Winter holidays, starting with Thanksgiving, are the busiest time of the year at Movable Ink. We generate and serve billions of images a day, and ramping up to the holidays we often see our daily traffic double or triple. We need to be able to respond to events as well as anticipate what might go wrong.
In preparation, we hold a pre-mortem: assume that a month from now everything is on fire, how did we get to this point? What can we do to prevent it?
Pre-mortems ideally involve as much of the engineering organization as possible because when we're dealing with unknown unknowns, many different perspectives are helpful. We gather in a room and each engineer gets a set of sticky notes and a marker. On each sticky note, they write down issues that they can imagine might arise, focusing on high probability or high impact. These can range from "a newly-rolled-out service runs out of resources due to insufficient capacity planning" to "Slack is down and we can't coordinate disaster recovery".
After 10 or 15 minutes, we place our stickies on the whiteboard and a volunteer facilitator arranges them by category and we discuss each one. Many times, the discussion leads to new stickies being produced. As we discuss each potential issue, we decide on the severity and determine if and how we might prevent it. In some cases there will be a straightforward prevention, such as adding redundancy or more error handling.

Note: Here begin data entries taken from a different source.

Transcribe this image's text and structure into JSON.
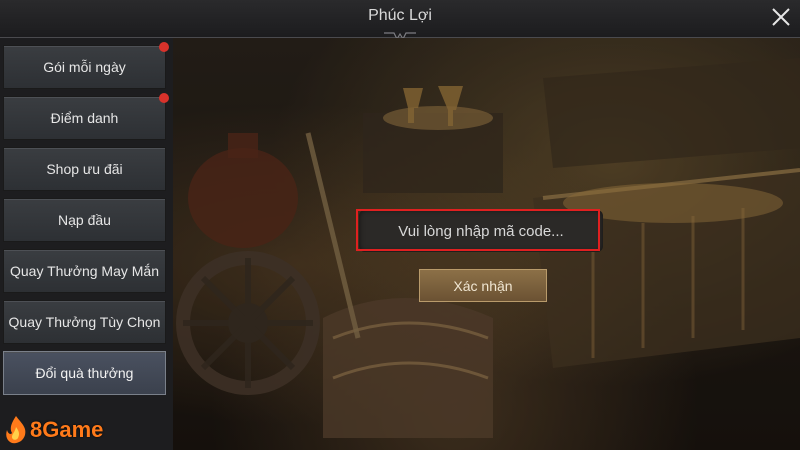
{
  "window": {
    "title": "Phúc Lợi"
  },
  "sidebar": {
    "items": [
      {
        "label": "Gói mỗi ngày",
        "notification": true
      },
      {
        "label": "Điểm danh",
        "notification": true
      },
      {
        "label": "Shop ưu đãi",
        "notification": false
      },
      {
        "label": "Nạp đầu",
        "notification": false
      },
      {
        "label": "Quay Thưởng May Mắn",
        "notification": false
      },
      {
        "label": "Quay Thưởng Tùy Chọn",
        "notification": false
      },
      {
        "label": "Đổi quà thưởng",
        "notification": false,
        "active": true
      }
    ]
  },
  "redeem": {
    "placeholder": "Vui lòng nhập mã code...",
    "value": "",
    "confirm_label": "Xác nhận"
  },
  "watermark": {
    "text": "8Game"
  },
  "colors": {
    "highlight": "#e02020",
    "notification_dot": "#d9322b",
    "confirm_button": "#8c7047",
    "logo": "#ff7a1a"
  },
  "icons": {
    "close": "close-icon",
    "logo": "flame-logo-icon"
  }
}
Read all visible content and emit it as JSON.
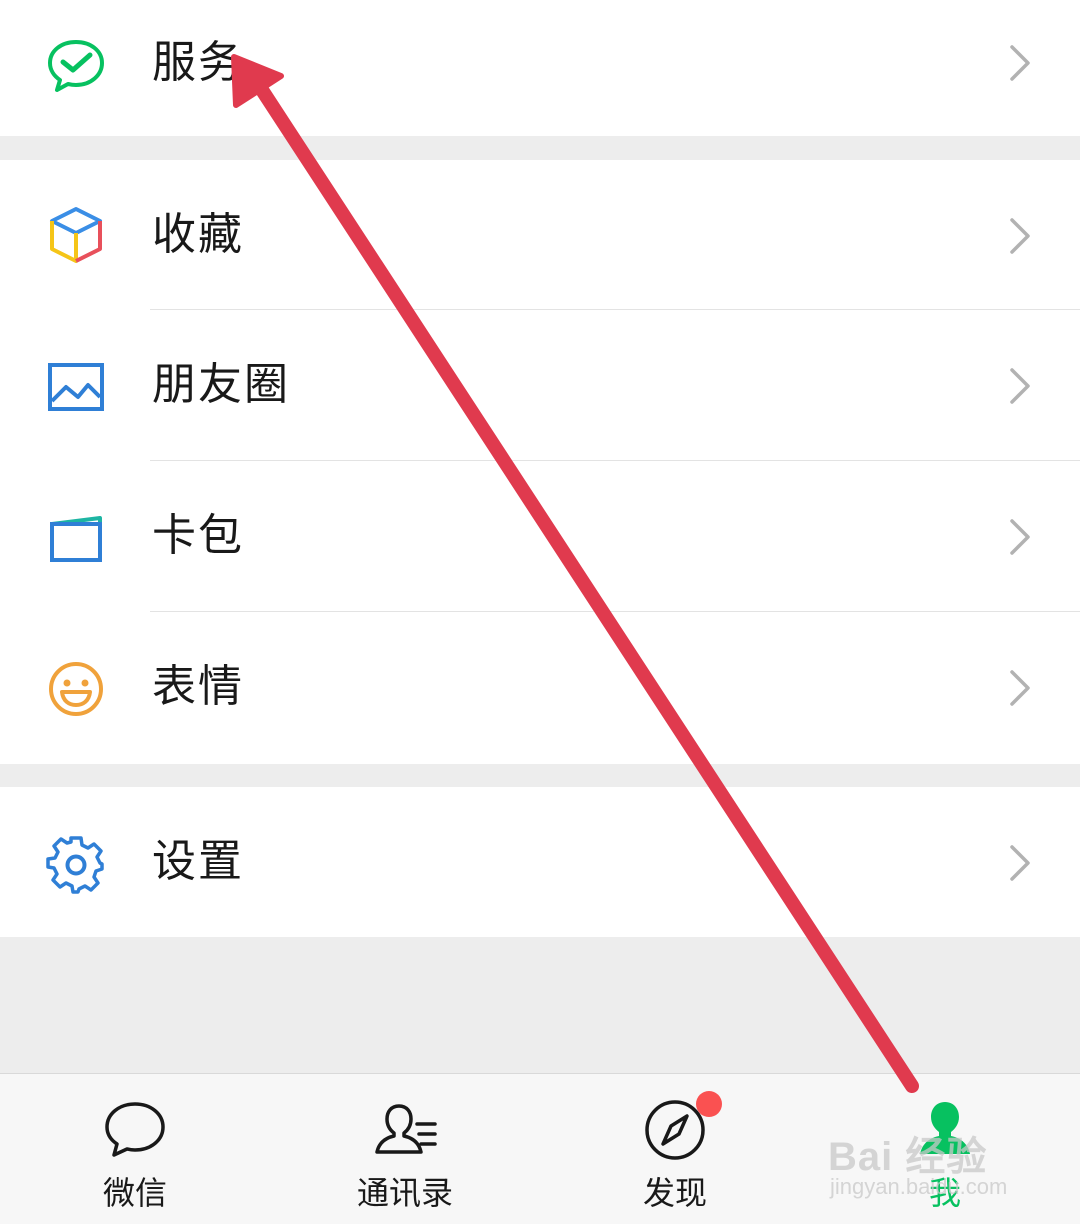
{
  "menu": {
    "services": {
      "label": "服务",
      "icon": "wechat-pay-check-icon"
    },
    "favorites": {
      "label": "收藏",
      "icon": "cube-icon"
    },
    "moments": {
      "label": "朋友圈",
      "icon": "picture-icon"
    },
    "cards": {
      "label": "卡包",
      "icon": "card-wallet-icon"
    },
    "stickers": {
      "label": "表情",
      "icon": "smiley-icon"
    },
    "settings": {
      "label": "设置",
      "icon": "gear-icon"
    }
  },
  "tabbar": {
    "tabs": [
      {
        "label": "微信",
        "icon": "chat-bubble-icon"
      },
      {
        "label": "通讯录",
        "icon": "contacts-icon"
      },
      {
        "label": "发现",
        "icon": "compass-icon",
        "badge": true
      },
      {
        "label": "我",
        "icon": "person-icon",
        "active": true
      }
    ],
    "active_color": "#07c160"
  },
  "watermark": {
    "main": "Bai 经验",
    "sub": "jingyan.baidu.com"
  },
  "colors": {
    "background": "#ededed",
    "row": "#ffffff",
    "annotation_arrow": "#e03a4e",
    "badge": "#fa5151"
  }
}
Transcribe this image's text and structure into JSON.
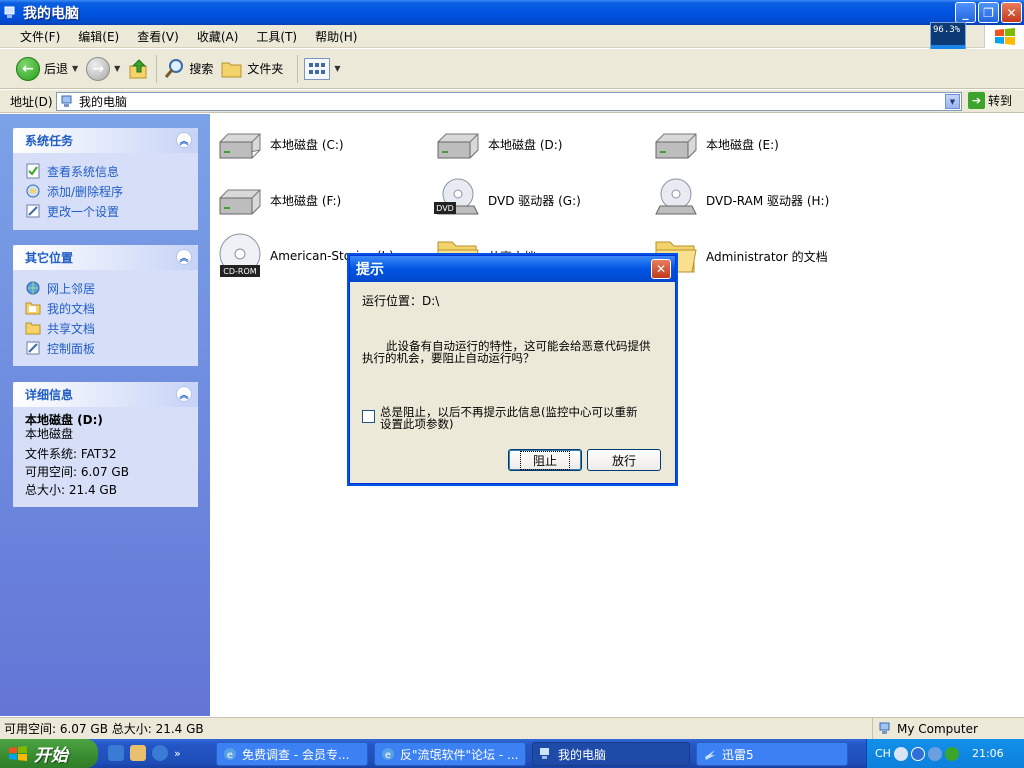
{
  "window": {
    "title": "我的电脑"
  },
  "menu": [
    "文件(F)",
    "编辑(E)",
    "查看(V)",
    "收藏(A)",
    "工具(T)",
    "帮助(H)"
  ],
  "net_meter": "96.3%",
  "toolbar": {
    "back_label": "后退",
    "search_label": "搜索",
    "folders_label": "文件夹"
  },
  "address": {
    "label": "地址(D)",
    "value": "我的电脑",
    "go_label": "转到"
  },
  "left_panels": {
    "system_tasks": {
      "title": "系统任务",
      "items": [
        "查看系统信息",
        "添加/删除程序",
        "更改一个设置"
      ]
    },
    "other_places": {
      "title": "其它位置",
      "items": [
        "网上邻居",
        "我的文档",
        "共享文档",
        "控制面板"
      ]
    },
    "details": {
      "title": "详细信息",
      "name": "本地磁盘 (D:)",
      "type": "本地磁盘",
      "fs": "文件系统: FAT32",
      "free": "可用空间: 6.07 GB",
      "total": "总大小: 21.4 GB"
    }
  },
  "drives": [
    {
      "label": "本地磁盘 (C:)",
      "icon": "hard-disk-icon"
    },
    {
      "label": "本地磁盘 (D:)",
      "icon": "hard-disk-icon"
    },
    {
      "label": "本地磁盘 (E:)",
      "icon": "hard-disk-icon"
    },
    {
      "label": "本地磁盘 (F:)",
      "icon": "hard-disk-icon"
    },
    {
      "label": "DVD 驱动器 (G:)",
      "icon": "dvd-drive-icon",
      "badge": "DVD"
    },
    {
      "label": "DVD-RAM 驱动器 (H:)",
      "icon": "dvd-ram-drive-icon"
    },
    {
      "label": "American-Stories (I:)",
      "icon": "cd-rom-icon",
      "badge": "CD-ROM"
    },
    {
      "label": "共享文档",
      "icon": "folder-icon"
    },
    {
      "label": "Administrator 的文档",
      "icon": "folder-icon"
    }
  ],
  "dialog": {
    "title": "提示",
    "location": "运行位置：D:\\",
    "message_line1": "此设备有自动运行的特性，这可能会给恶意代码提供",
    "message_line2": "执行的机会，要阻止自动运行吗？",
    "checkbox_line1": "总是阻止，以后不再提示此信息(监控中心可以重新",
    "checkbox_line2": "设置此项参数)",
    "block_label": "阻止",
    "allow_label": "放行"
  },
  "status": {
    "left": "可用空间: 6.07 GB 总大小: 21.4 GB",
    "right": "My Computer"
  },
  "taskbar": {
    "start_label": "开始",
    "tasks": [
      "免费调查 - 会员专...",
      "反\"流氓软件\"论坛 - ...",
      "我的电脑",
      "迅雷5"
    ],
    "tray_lang": "CH",
    "clock": "21:06"
  },
  "colors": {
    "xp_blue": "#0054e3",
    "task_pane_link": "#215dc6",
    "start_green": "#3c8f33"
  }
}
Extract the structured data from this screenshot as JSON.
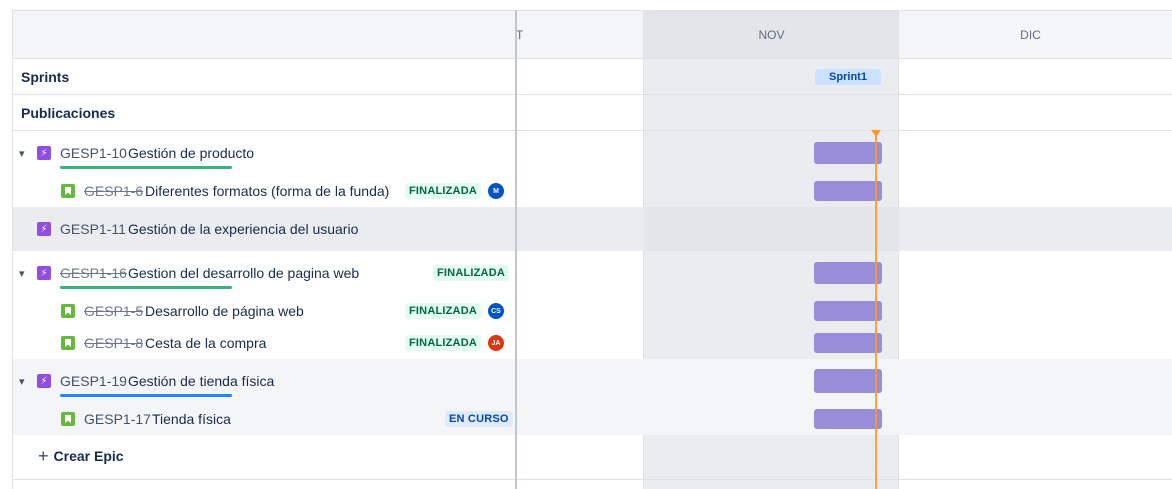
{
  "timeline": {
    "months": [
      "T",
      "NOV",
      "DIC"
    ],
    "today_color": "#ff991f"
  },
  "rows": {
    "sprints_label": "Sprints",
    "sprint_chip": "Sprint1",
    "releases_label": "Publicaciones"
  },
  "issues": [
    {
      "type": "epic",
      "key": "GESP1-10",
      "summary": "Gestión de producto",
      "done": false,
      "status": "",
      "progress_color": "#36b37e"
    },
    {
      "type": "story",
      "key": "GESP1-6",
      "summary": "Diferentes formatos (forma de la funda)",
      "done": true,
      "status": "FINALIZADA",
      "avatar": "M",
      "avatar_color": "#0052cc"
    },
    {
      "type": "epic",
      "key": "GESP1-11",
      "summary": "Gestión de la experiencia del usuario",
      "done": false,
      "status": ""
    },
    {
      "type": "epic",
      "key": "GESP1-16",
      "summary": "Gestion del desarrollo de pagina web",
      "done": true,
      "status": "FINALIZADA",
      "progress_color": "#36b37e"
    },
    {
      "type": "story",
      "key": "GESP1-5",
      "summary": "Desarrollo de página web",
      "done": true,
      "status": "FINALIZADA",
      "avatar": "CS",
      "avatar_color": "#0052cc"
    },
    {
      "type": "story",
      "key": "GESP1-8",
      "summary": "Cesta de la compra",
      "done": true,
      "status": "FINALIZADA",
      "avatar": "JA",
      "avatar_color": "#de350b"
    },
    {
      "type": "epic",
      "key": "GESP1-19",
      "summary": "Gestión de tienda física",
      "done": false,
      "status": "",
      "progress_color": "#2684ff"
    },
    {
      "type": "story",
      "key": "GESP1-17",
      "summary": "Tienda física",
      "done": false,
      "status": "EN CURSO"
    }
  ],
  "create_epic_label": "Crear Epic",
  "icons": {
    "chevron": "▾",
    "epic": "⚡",
    "plus": "+"
  },
  "colors": {
    "epic_bar": "#998dd9",
    "epic_icon": "#904ee2",
    "story_icon": "#63ba3c"
  }
}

In other cases, the issue might be vague or unlikely enough that we don't address it directly but instead decide to add extra logging or alerting. (side note: while dealing with the aftermath of an incident, I almost always look back and wish we had more logging in place) Or we might explicitly decide to accept a risk and take no action, for example: we decide not to run a redundant database cluster for some less-important data because recovering from backups is good enough and we have identified that the cost is not worth it.
One interesting thing we've found is that it's often not enough to solve the immediate problem, we also have to think about the effects of our solutions. Two simplified examples:
- We expect to see a large increase in request throughput, so we have autoscaling horizontally scale out our application servers. As a result, we hit the maximum number of connections on our databases. Action item: scale out database replicas, ensure proper monitoring and alerting for connection limits.
- A caching server for a particular service represents a single point of failure. We add additional caching servers, then notice a decrease in cache hit rate which has downstream effects. Action items: configure application servers to choose cache server priority order based on cache key, ensure monitoring and alerting based on cache hit ratio, scale cache servers vertically where feasible.
After we've created action items, we prioritize them and they go into regular sprint development queues. It's important to start early, as the action items may need to evolve as we implement them.
Neither we nor the development community invented the ideas behind pre-mortems; they're very well-understood in the business and operations world under the umbrella of Risk Assessments. Where our priorities are loosely based around likelihood and impact, something like a Risk Assessment Matrix can help you categorize what you should work on:
You can use a Risk Assessment Matrix to determine how important the risks are and what you should do about the risks: you can redesign your system to eliminate risks, change your processes and procedures to mitigate them, put in metrics to monitor them, or even accept them. (or any combination of the above) For instance, high-likelihood, low-impact risks may be worth trying to eliminate if you can do so cheaply, whereas moderate-impact but very low-likelihood risks might be accepted and monitored.
The pre-mortem is just one tool we use for keeping things running smoothly; if things do go wrong a post-mortem can illuminate events or failure modes we didn't expect. And our weekly kaizens, meetings where we reflect on what went well and where we can improve, are a useful tool for consistently ratcheting up the quality of our processes and systems.